Yayasan Penyelamatan Orangutan membangun Pusat rehabilitasi dan reintroduksi orangutan di atas lahan seluas empat hektare. Dalam pengelolaannya, BOS bekerjasama dengan kepolisian dan Balai Konservasi Sumberdaya Alam (BKSDA), dan Departemen Kehutanan.
Pusat Rehabilitasi membutuhkan dukungan lembaga-lembaga itu, khususnya dalam melakukan operasi justisi untuk menyita orangutan yang dipelihara.
"Satwa ini dilindungi oleh UU, karena terancam punah," ujarnya.
Kenyataannya, satwa langka ini bukan hanya dipelihara oleh masyarakat umum, namun diperjualbelikan.
BKSDA Kaltim pernah menyita orangutan yang dipelihara oleh seorang bupati. "Perlu upaya keras untuk membujuk dia agar ikhlas menyerahkan satwa kesayangannya itu," kata Siti.
Ancaman serius bagi orangutan kini adalah kian menyusutnya hutan yang menjadi habitat satwa langka itu.
Keberadaan orangutan menjadi sebuah indikator kelestarian hutan. Jika satwa ini sudah jarang ditemui, berarti hutan tersebut telah rusak parah.
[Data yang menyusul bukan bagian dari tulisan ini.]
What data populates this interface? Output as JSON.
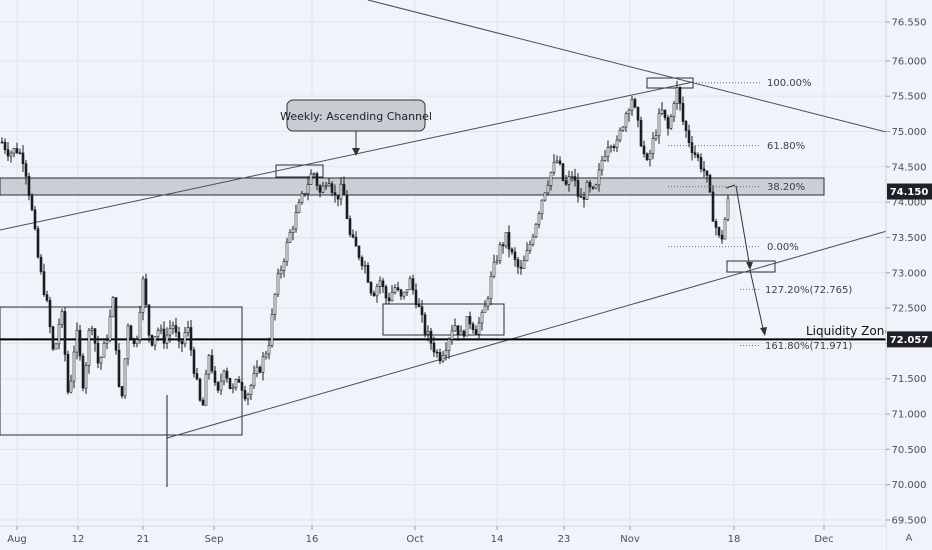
{
  "chart_data": {
    "type": "candlestick",
    "y_axis": {
      "range": [
        69.45,
        76.85
      ],
      "ticks": [
        "76.550",
        "76.000",
        "75.500",
        "75.000",
        "74.500",
        "74.000",
        "73.500",
        "73.000",
        "72.500",
        "72.000",
        "71.500",
        "71.000",
        "70.500",
        "70.000",
        "69.500"
      ]
    },
    "x_axis": {
      "ticks": [
        "Aug",
        "12",
        "21",
        "Sep",
        "16",
        "Oct",
        "14",
        "23",
        "Nov",
        "18",
        "Dec"
      ]
    },
    "price_badges": [
      {
        "label": "74.150",
        "value": 74.15
      },
      {
        "label": "72.057",
        "value": 72.057
      }
    ],
    "fib_levels": [
      {
        "label": "100.00%",
        "value": 75.69
      },
      {
        "label": "61.80%",
        "value": 74.8
      },
      {
        "label": "38.20%",
        "value": 74.22
      },
      {
        "label": "0.00%",
        "value": 73.37
      },
      {
        "label": "127.20%(72.765)",
        "value": 72.765
      },
      {
        "label": "161.80%(71.971)",
        "value": 71.971
      }
    ],
    "annotations": {
      "callout": "Weekly: Ascending Channel",
      "zone_label": "Liquidity Zone"
    },
    "corner_label": "A",
    "price_path": [
      74.85,
      74.7,
      74.75,
      74.6,
      73.9,
      73.1,
      72.6,
      71.8,
      72.5,
      71.2,
      72.2,
      71.4,
      72.4,
      71.7,
      72.0,
      72.6,
      71.0,
      72.3,
      71.9,
      72.9,
      72.0,
      72.2,
      72.05,
      72.3,
      71.9,
      72.25,
      71.6,
      71.0,
      71.9,
      71.2,
      71.7,
      71.3,
      71.5,
      71.25,
      71.5,
      71.7,
      72.0,
      72.8,
      73.2,
      73.6,
      73.9,
      74.2,
      74.45,
      74.1,
      74.4,
      74.05,
      74.2,
      73.5,
      73.3,
      73.1,
      72.7,
      72.9,
      72.6,
      72.8,
      72.6,
      72.9,
      72.6,
      72.2,
      72.0,
      71.8,
      72.0,
      72.3,
      72.1,
      72.35,
      72.2,
      72.4,
      72.9,
      73.3,
      73.5,
      73.2,
      73.0,
      73.3,
      73.7,
      74.1,
      74.4,
      74.6,
      74.2,
      74.4,
      74.0,
      74.2,
      74.1,
      74.6,
      74.9,
      74.8,
      75.2,
      75.5,
      75.0,
      74.5,
      74.9,
      75.3,
      75.0,
      75.65,
      75.1,
      74.8,
      74.6,
      74.4,
      73.8,
      73.4,
      74.0
    ]
  }
}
Berdasarkan data, kerusakan hutan di Kaltim telah mencapai 6,8 juta hektare dari luas kawasan 17 juta hektare dengan laju kerusakan sekitar 100.000 hektare pertahun.
Bila tidak ada upaya nyata untuk menghentikan kerusakan hutan tersebut, maka dalam beberapa belas tahun mendatang orangutan akan kehilangan habitatnya.